Quote:
Originally Posted by kovidgoyal
@BR: Attach one of these docx files that show a size increase of the epub comapred to the docx. I'm guessing the size increase is because of the generated cover, but it would be helpful to have a sample to be sure.
|
I think you're right - I don't keep covers in epubs. When I did the first conversion with the new DOCX handler I think I forgot to do a Modify to delete the cover.
The difference I initially noticed was all the HTML span tags, and that lead me to look at file sizes, added 2+2 and got 5. The compression reduces all the
<span class="calibre2"></span> and similar pairs to a fraction of actual size - I should have realised that.
I just did the conversions on that same document again - taking care to remove the cover on BOTH epubs.
The built handler produced an epub of 67,506 bytes, a smidgin larger than than the DOCX_Input epub (66,458 bytes). And in terms of disk space, they're exactly the same (69,632 bytes).
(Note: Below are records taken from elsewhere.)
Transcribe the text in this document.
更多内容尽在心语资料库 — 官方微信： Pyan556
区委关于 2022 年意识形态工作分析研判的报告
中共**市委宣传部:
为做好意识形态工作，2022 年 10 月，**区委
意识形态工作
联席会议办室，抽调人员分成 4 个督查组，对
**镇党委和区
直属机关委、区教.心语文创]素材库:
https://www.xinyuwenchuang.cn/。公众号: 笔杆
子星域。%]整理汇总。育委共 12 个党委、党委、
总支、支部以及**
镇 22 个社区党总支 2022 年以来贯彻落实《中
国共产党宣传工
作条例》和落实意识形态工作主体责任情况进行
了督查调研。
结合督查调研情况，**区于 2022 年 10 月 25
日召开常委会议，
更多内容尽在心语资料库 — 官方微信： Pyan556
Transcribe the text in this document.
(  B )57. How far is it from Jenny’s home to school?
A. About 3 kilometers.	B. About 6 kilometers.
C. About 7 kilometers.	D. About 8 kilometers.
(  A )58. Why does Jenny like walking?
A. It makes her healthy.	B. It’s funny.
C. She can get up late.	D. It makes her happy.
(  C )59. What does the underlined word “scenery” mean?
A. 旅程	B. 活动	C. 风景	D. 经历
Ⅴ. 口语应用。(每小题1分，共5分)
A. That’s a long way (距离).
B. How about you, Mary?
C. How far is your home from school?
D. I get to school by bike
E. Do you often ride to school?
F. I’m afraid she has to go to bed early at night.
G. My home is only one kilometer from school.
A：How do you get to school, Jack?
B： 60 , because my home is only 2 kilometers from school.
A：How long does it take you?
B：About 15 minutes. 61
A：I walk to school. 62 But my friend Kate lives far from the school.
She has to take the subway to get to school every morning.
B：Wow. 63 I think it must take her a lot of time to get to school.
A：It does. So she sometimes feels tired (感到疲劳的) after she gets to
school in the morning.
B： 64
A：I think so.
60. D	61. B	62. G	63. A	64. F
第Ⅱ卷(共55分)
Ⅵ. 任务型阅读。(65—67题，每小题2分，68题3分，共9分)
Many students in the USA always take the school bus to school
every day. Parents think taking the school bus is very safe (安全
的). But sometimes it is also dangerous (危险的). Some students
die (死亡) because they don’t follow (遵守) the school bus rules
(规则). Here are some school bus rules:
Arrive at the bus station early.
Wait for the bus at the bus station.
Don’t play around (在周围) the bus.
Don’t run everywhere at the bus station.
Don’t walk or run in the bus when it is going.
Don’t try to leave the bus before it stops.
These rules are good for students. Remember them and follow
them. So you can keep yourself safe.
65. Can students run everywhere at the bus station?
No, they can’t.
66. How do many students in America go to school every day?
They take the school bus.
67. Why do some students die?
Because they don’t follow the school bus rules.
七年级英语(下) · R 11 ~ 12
Attachment shows the difference in HTML files size (I moved HTML files into folders) - lots of markup I don't really need.
If I had a choice between reducing the markup from DOCX conversions, and having an option in EPUB Output to NOT include the cover then I would choose the latter.
I run Modify after every conversion, I only use Tweak Book occasionally, and if it's 'too hard' I can use Sigil, and if that's too hard I can go back to Word.
BR